1987. Estudava teatro no Guaíra, em Curitiba. E, naquele ano, gozava o privilégio de, aos 23 anos, ter assistido aos trabalhos de quase todos os meus ídolos nacionais: Paulo, Bibi, Fernanda, Flávio Rangel, Lauro César Muniz, Guarnieri, Fagundes, Tônia, Maria Alice Vergueiro, Cida Moreira, Antunes, Irene Ravache, Dina Sfat… Porém, Maria Della Costa, eu nunca tinha visto. E era seu fã confesso. Aliás, pra mim, a mulher mais bonita que pisou sobre a terra.
Acontece que, embora o meu curso de Artes Cênicas fosse validado pela PUC, as minhas aulas aconteciam no Teatro Guaíra. Nossas classes de trabalho ficavam ao lado dos camarins do Guairão. Assim, assistíamos a todos os espetáculos que apareciam por ali. Inclusive “varando” o teatro.
Sabem o que é “varar” um espetáculo? É um termo que eu conheço da minha infância e significa entrar num espetáculo sem pagar. Para isso, no entanto, vale qualquer coisa. Desde subornar o porteiro, até entrar no espaço da apresentação das formas mais ilegais possíveis. Cansei de fazer isso nos circos que apareciam na minha Ribeirão Claro e, depois, no Teatro Guaíra.
No Guaíra, inclusive, ficávamos escondidos no meio das cortinas aveludadas do teatro.

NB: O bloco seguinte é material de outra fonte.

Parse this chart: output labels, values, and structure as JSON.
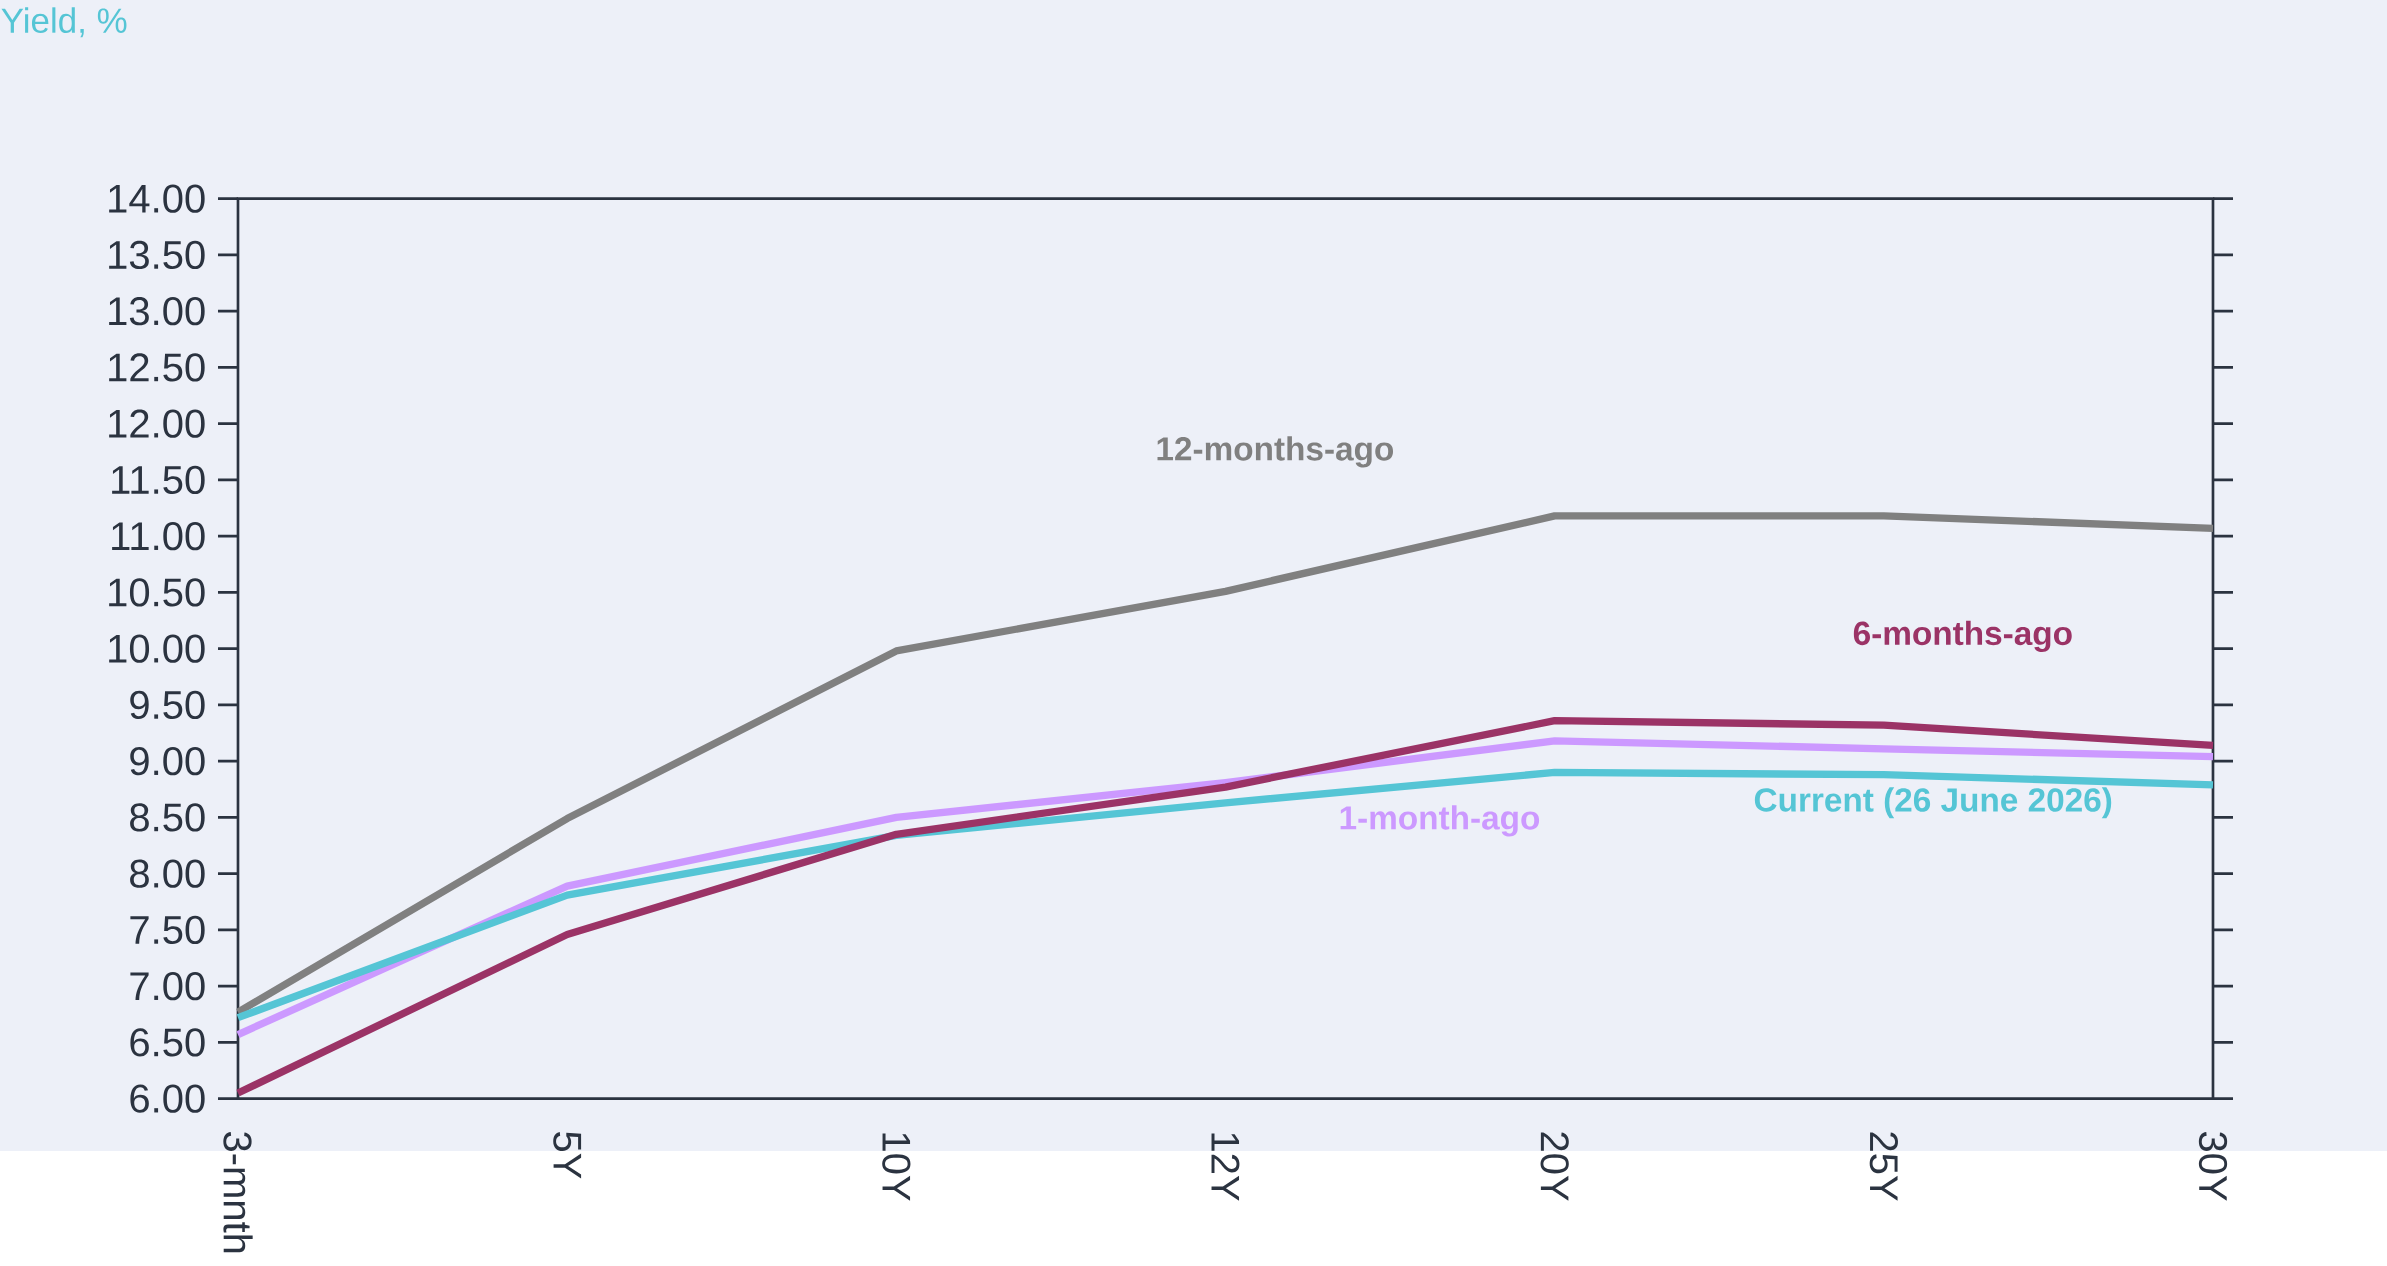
{
  "chart_data": {
    "type": "line",
    "ylabel": "Yield, %",
    "categories": [
      "3-mnth",
      "5Y",
      "10Y",
      "12Y",
      "20Y",
      "25Y",
      "30Y"
    ],
    "ylim": [
      6,
      14
    ],
    "yticks": [
      {
        "value": 6,
        "label": "6.00"
      },
      {
        "value": 6.5,
        "label": "6.50"
      },
      {
        "value": 7,
        "label": "7.00"
      },
      {
        "value": 7.5,
        "label": "7.50"
      },
      {
        "value": 8,
        "label": "8.00"
      },
      {
        "value": 8.5,
        "label": "8.50"
      },
      {
        "value": 9,
        "label": "9.00"
      },
      {
        "value": 9.5,
        "label": "9.50"
      },
      {
        "value": 10,
        "label": "10.00"
      },
      {
        "value": 10.5,
        "label": "10.50"
      },
      {
        "value": 11,
        "label": "11.00"
      },
      {
        "value": 11.5,
        "label": "11.50"
      },
      {
        "value": 12,
        "label": "12.00"
      },
      {
        "value": 12.5,
        "label": "12.50"
      },
      {
        "value": 13,
        "label": "13.00"
      },
      {
        "value": 13.5,
        "label": "13.50"
      },
      {
        "value": 14,
        "label": "14.00"
      }
    ],
    "grid": false,
    "legend": false,
    "marker": "none",
    "line_style": "solid",
    "series": [
      {
        "name": "12-months-ago",
        "color": "#808080",
        "values": [
          6.77,
          8.49,
          9.98,
          10.51,
          11.18,
          11.18,
          11.07
        ]
      },
      {
        "name": "1-month-ago",
        "color": "#cc99ff",
        "values": [
          6.57,
          7.89,
          8.5,
          8.81,
          9.18,
          9.11,
          9.04
        ]
      },
      {
        "name": "Current (26 June 2026)",
        "color": "#55c5d5",
        "values": [
          6.72,
          7.81,
          8.34,
          8.63,
          8.9,
          8.88,
          8.79
        ]
      },
      {
        "name": "6-months-ago",
        "color": "#9b3366",
        "values": [
          6.05,
          7.46,
          8.35,
          8.77,
          9.36,
          9.32,
          9.14
        ]
      }
    ]
  }
}
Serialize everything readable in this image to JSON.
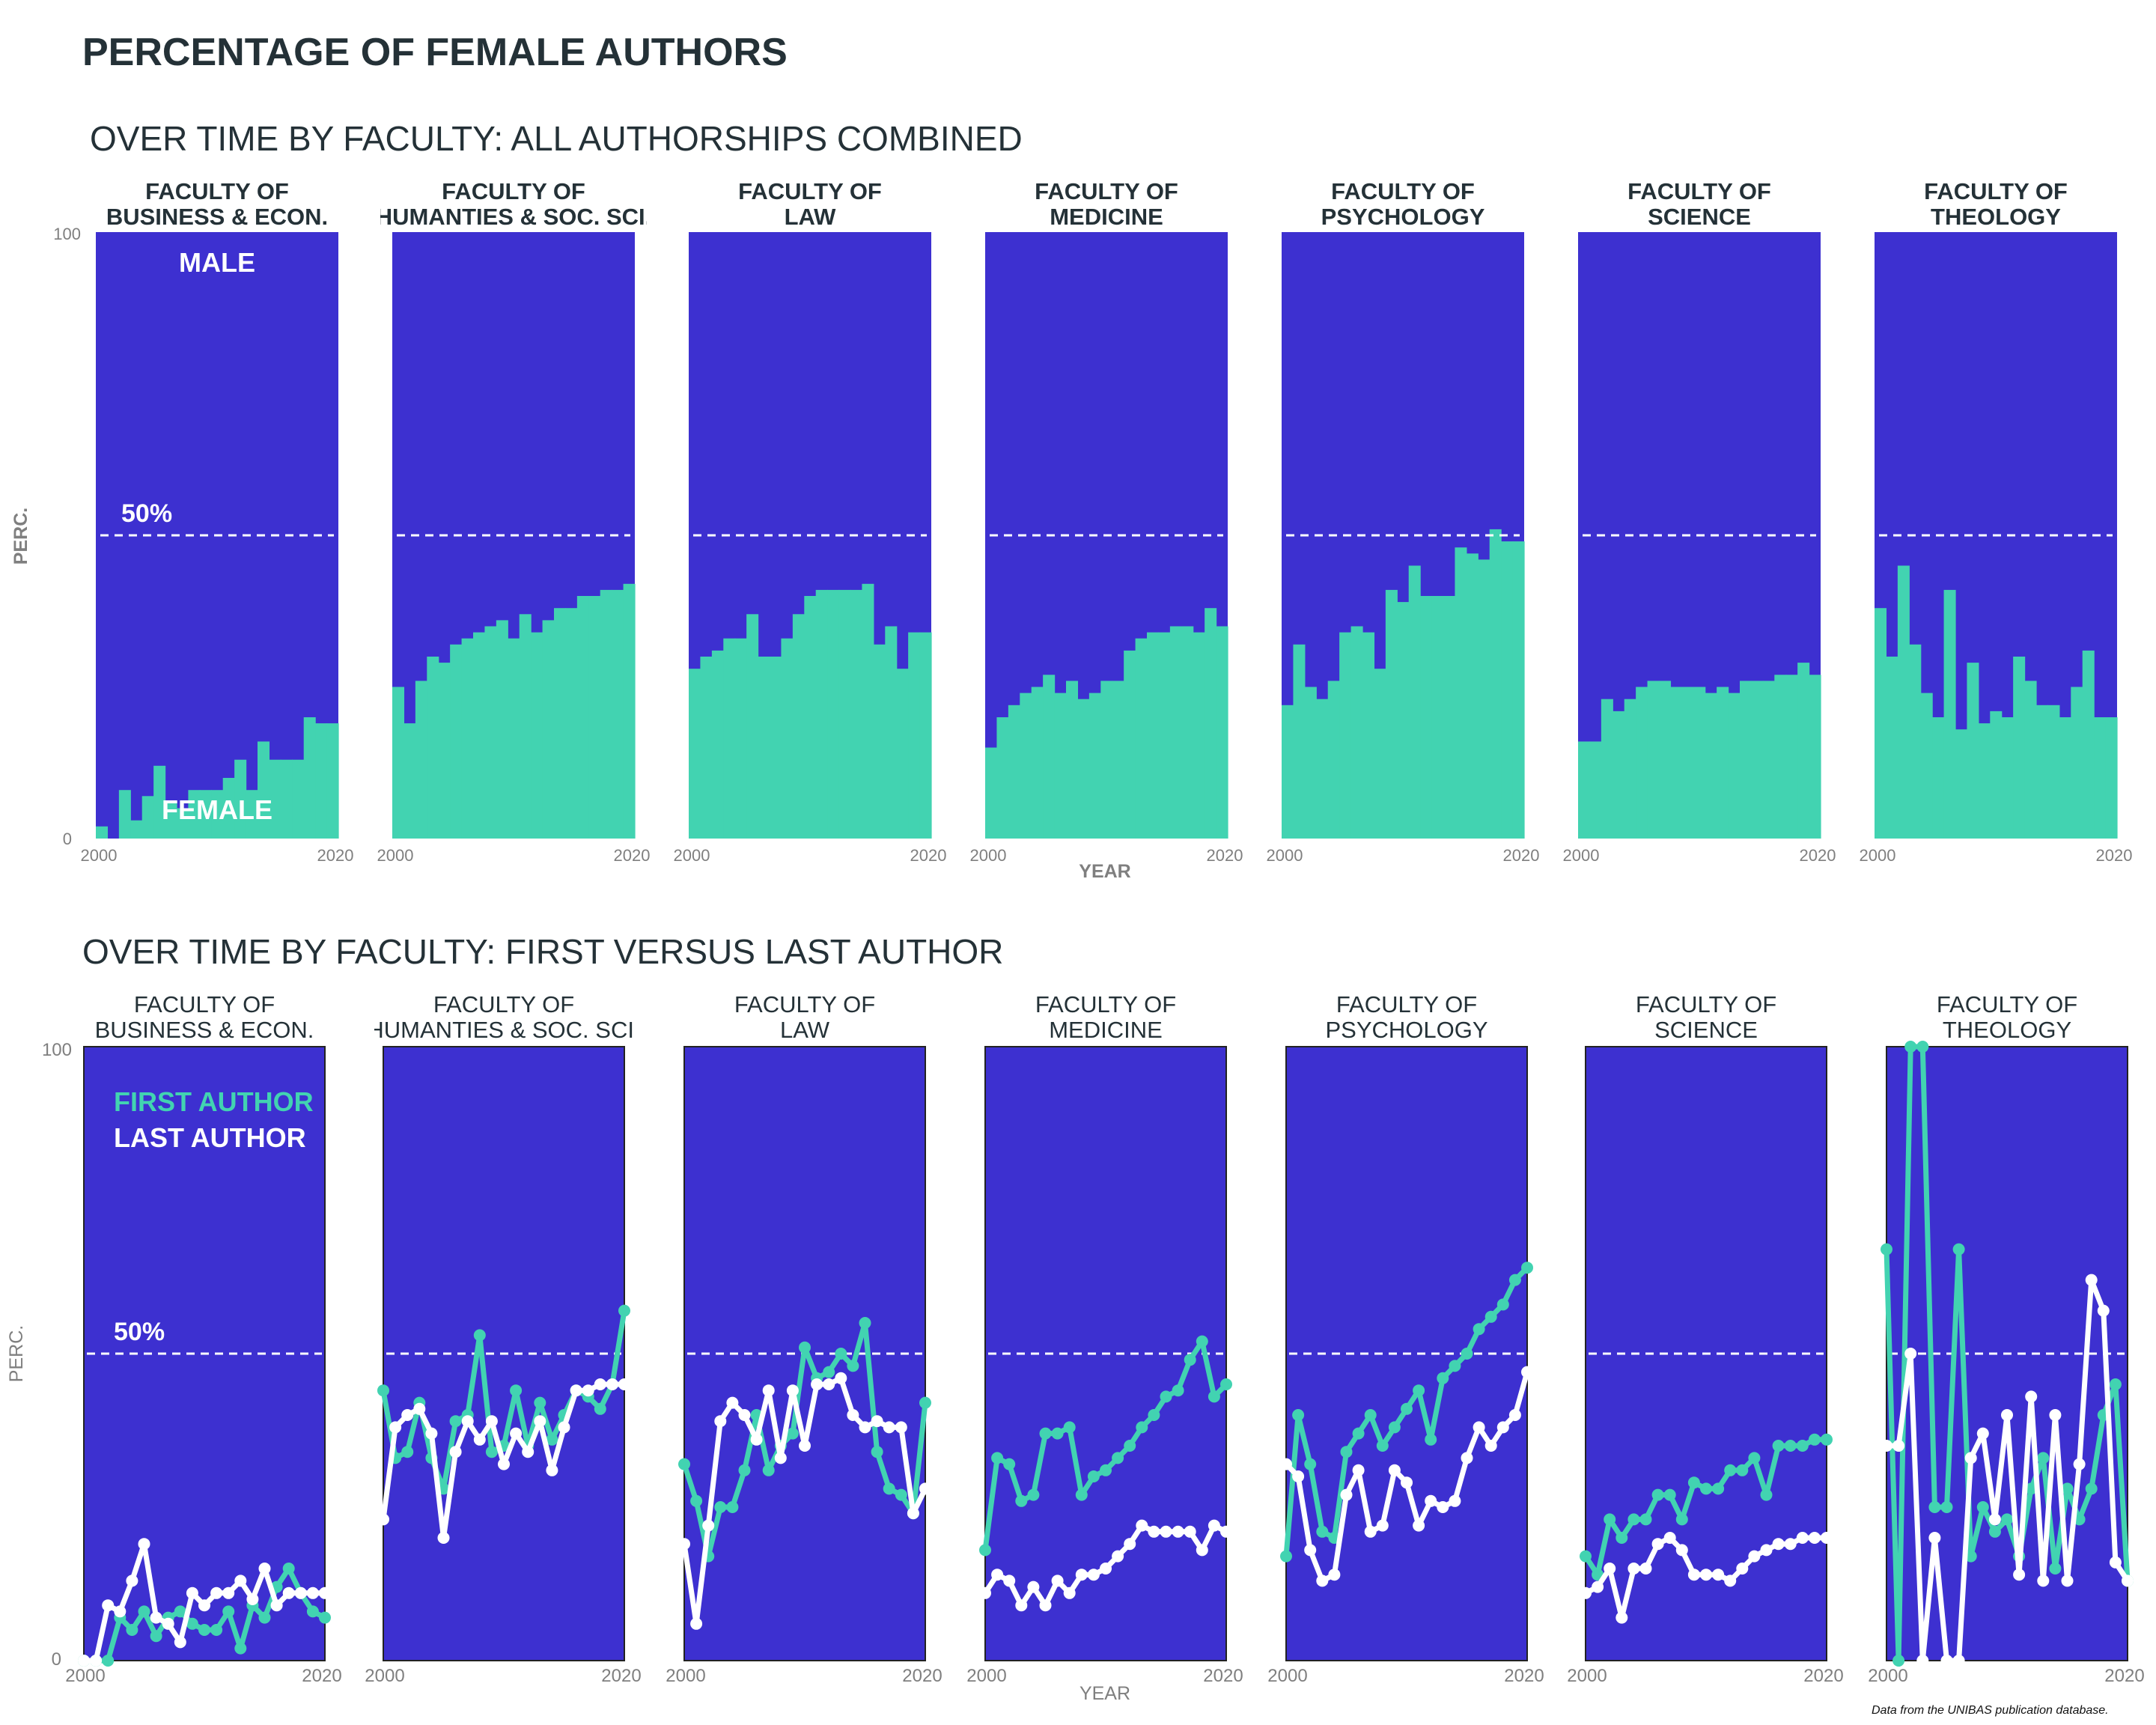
{
  "title": "PERCENTAGE OF FEMALE AUTHORS",
  "source": "Data from the UNIBAS publication database.",
  "colors": {
    "male": "#3d30d0",
    "female": "#42d3b1",
    "first_author": "#42d3b1",
    "last_author": "#ffffff",
    "text": "#243137",
    "axis_text": "#7f7f7f"
  },
  "chart_data": [
    {
      "type": "bar",
      "title": "OVER TIME BY FACULTY: ALL AUTHORSHIPS COMBINED",
      "xlabel": "YEAR",
      "ylabel": "PERC.",
      "yticks": [
        "0",
        "100"
      ],
      "xticks": [
        "2000",
        "2020"
      ],
      "ylim": [
        0,
        100
      ],
      "x": [
        2000,
        2001,
        2002,
        2003,
        2004,
        2005,
        2006,
        2007,
        2008,
        2009,
        2010,
        2011,
        2012,
        2013,
        2014,
        2015,
        2016,
        2017,
        2018,
        2019,
        2020
      ],
      "reference_line": {
        "value": 50,
        "label": "50%"
      },
      "annotations": {
        "male": "MALE",
        "female": "FEMALE"
      },
      "series": [
        {
          "facet": "FACULTY OF\nBUSINESS & ECON.",
          "values": [
            2,
            0,
            8,
            3,
            7,
            12,
            6,
            5,
            8,
            8,
            8,
            10,
            13,
            8,
            16,
            13,
            13,
            13,
            20,
            19,
            19
          ]
        },
        {
          "facet": "FACULTY OF\nHUMANTIES & SOC. SCI.",
          "values": [
            25,
            19,
            26,
            30,
            29,
            32,
            33,
            34,
            35,
            36,
            33,
            37,
            34,
            36,
            38,
            38,
            40,
            40,
            41,
            41,
            42
          ]
        },
        {
          "facet": "FACULTY OF\nLAW",
          "values": [
            28,
            30,
            31,
            33,
            33,
            37,
            30,
            30,
            33,
            37,
            40,
            41,
            41,
            41,
            41,
            42,
            32,
            35,
            28,
            34,
            34
          ]
        },
        {
          "facet": "FACULTY OF\nMEDICINE",
          "values": [
            15,
            20,
            22,
            24,
            25,
            27,
            24,
            26,
            23,
            24,
            26,
            26,
            31,
            33,
            34,
            34,
            35,
            35,
            34,
            38,
            35
          ]
        },
        {
          "facet": "FACULTY OF\nPSYCHOLOGY",
          "values": [
            22,
            32,
            25,
            23,
            26,
            34,
            35,
            34,
            28,
            41,
            39,
            45,
            40,
            40,
            40,
            48,
            47,
            46,
            51,
            49,
            49
          ]
        },
        {
          "facet": "FACULTY OF\nSCIENCE",
          "values": [
            16,
            16,
            23,
            21,
            23,
            25,
            26,
            26,
            25,
            25,
            25,
            24,
            25,
            24,
            26,
            26,
            26,
            27,
            27,
            29,
            27
          ]
        },
        {
          "facet": "FACULTY OF\nTHEOLOGY",
          "values": [
            38,
            30,
            45,
            32,
            24,
            20,
            41,
            18,
            29,
            19,
            21,
            20,
            30,
            26,
            22,
            22,
            20,
            25,
            31,
            20,
            20
          ]
        }
      ]
    },
    {
      "type": "line",
      "title": "OVER TIME BY FACULTY: FIRST VERSUS LAST AUTHOR",
      "xlabel": "YEAR",
      "ylabel": "PERC.",
      "yticks": [
        "0",
        "100"
      ],
      "xticks": [
        "2000",
        "2020"
      ],
      "ylim": [
        0,
        100
      ],
      "x": [
        2000,
        2001,
        2002,
        2003,
        2004,
        2005,
        2006,
        2007,
        2008,
        2009,
        2010,
        2011,
        2012,
        2013,
        2014,
        2015,
        2016,
        2017,
        2018,
        2019,
        2020
      ],
      "reference_line": {
        "value": 50,
        "label": "50%"
      },
      "legend": {
        "first": "FIRST AUTHOR",
        "last": "LAST AUTHOR",
        "position": "top-left"
      },
      "facets": [
        {
          "facet": "FACULTY OF\nBUSINESS & ECON.",
          "first": [
            0,
            0,
            0,
            7,
            5,
            8,
            4,
            7,
            8,
            6,
            5,
            5,
            8,
            2,
            9,
            7,
            12,
            15,
            11,
            8,
            7
          ],
          "last": [
            0,
            0,
            9,
            8,
            13,
            19,
            7,
            6,
            3,
            11,
            9,
            11,
            11,
            13,
            10,
            15,
            9,
            11,
            11,
            11,
            11
          ]
        },
        {
          "facet": "FACULTY OF\nHUMANTIES & SOC. SCI.",
          "first": [
            44,
            33,
            34,
            42,
            33,
            28,
            39,
            40,
            53,
            34,
            35,
            44,
            35,
            42,
            36,
            40,
            44,
            43,
            41,
            45,
            57
          ],
          "last": [
            23,
            38,
            40,
            41,
            37,
            20,
            34,
            39,
            36,
            39,
            32,
            37,
            34,
            39,
            31,
            38,
            44,
            44,
            45,
            45,
            45
          ]
        },
        {
          "facet": "FACULTY OF\nLAW",
          "first": [
            32,
            26,
            17,
            25,
            25,
            31,
            40,
            31,
            35,
            37,
            51,
            46,
            47,
            50,
            48,
            55,
            34,
            28,
            27,
            24,
            42
          ],
          "last": [
            19,
            6,
            22,
            39,
            42,
            40,
            36,
            44,
            33,
            44,
            35,
            45,
            45,
            46,
            40,
            38,
            39,
            38,
            38,
            24,
            28
          ]
        },
        {
          "facet": "FACULTY OF\nMEDICINE",
          "first": [
            18,
            33,
            32,
            26,
            27,
            37,
            37,
            38,
            27,
            30,
            31,
            33,
            35,
            38,
            40,
            43,
            44,
            49,
            52,
            43,
            45
          ],
          "last": [
            11,
            14,
            13,
            9,
            12,
            9,
            13,
            11,
            14,
            14,
            15,
            17,
            19,
            22,
            21,
            21,
            21,
            21,
            18,
            22,
            21
          ]
        },
        {
          "facet": "FACULTY OF\nPSYCHOLOGY",
          "first": [
            17,
            40,
            32,
            21,
            20,
            34,
            37,
            40,
            35,
            38,
            41,
            44,
            36,
            46,
            48,
            50,
            54,
            56,
            58,
            62,
            64
          ],
          "last": [
            32,
            30,
            18,
            13,
            14,
            27,
            31,
            21,
            22,
            31,
            29,
            22,
            26,
            25,
            26,
            33,
            38,
            35,
            38,
            40,
            47
          ]
        },
        {
          "facet": "FACULTY OF\nSCIENCE",
          "first": [
            17,
            14,
            23,
            20,
            23,
            23,
            27,
            27,
            23,
            29,
            28,
            28,
            31,
            31,
            33,
            27,
            35,
            35,
            35,
            36,
            36
          ],
          "last": [
            11,
            12,
            15,
            7,
            15,
            15,
            19,
            20,
            18,
            14,
            14,
            14,
            13,
            15,
            17,
            18,
            19,
            19,
            20,
            20,
            20
          ]
        },
        {
          "facet": "FACULTY OF\nTHEOLOGY",
          "first": [
            67,
            0,
            100,
            100,
            25,
            25,
            67,
            17,
            25,
            21,
            23,
            17,
            28,
            33,
            15,
            28,
            23,
            28,
            40,
            45,
            13
          ],
          "last": [
            35,
            35,
            50,
            0,
            20,
            0,
            0,
            33,
            37,
            23,
            40,
            14,
            43,
            13,
            40,
            13,
            32,
            62,
            57,
            16,
            13
          ]
        }
      ]
    }
  ]
}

E, me lembro, certa vez, para ver o Ney Matogrosso fiquei plantado atrás das cortinas do Guairão por quase dez horas!
Mas estava falando dos meus ídolos. Sim, em 1987 eu nunca tinha visto Maria Della Costa. E, num belo dia, ela aparece em Curitiba para apresentar “Alice que Delícia”, o texto do Bivar, dirigido por Odavlas Petti. No elenco, além de Maria, o talentoso ator Enio Gonçalves.
Fui sozinho àquela sessão e, na plateia do Guairinha, na estreia de Maria, não tinha mais do que 30 pessoas. E o espetáculo, uma comédia, não fluiu muito bem, não.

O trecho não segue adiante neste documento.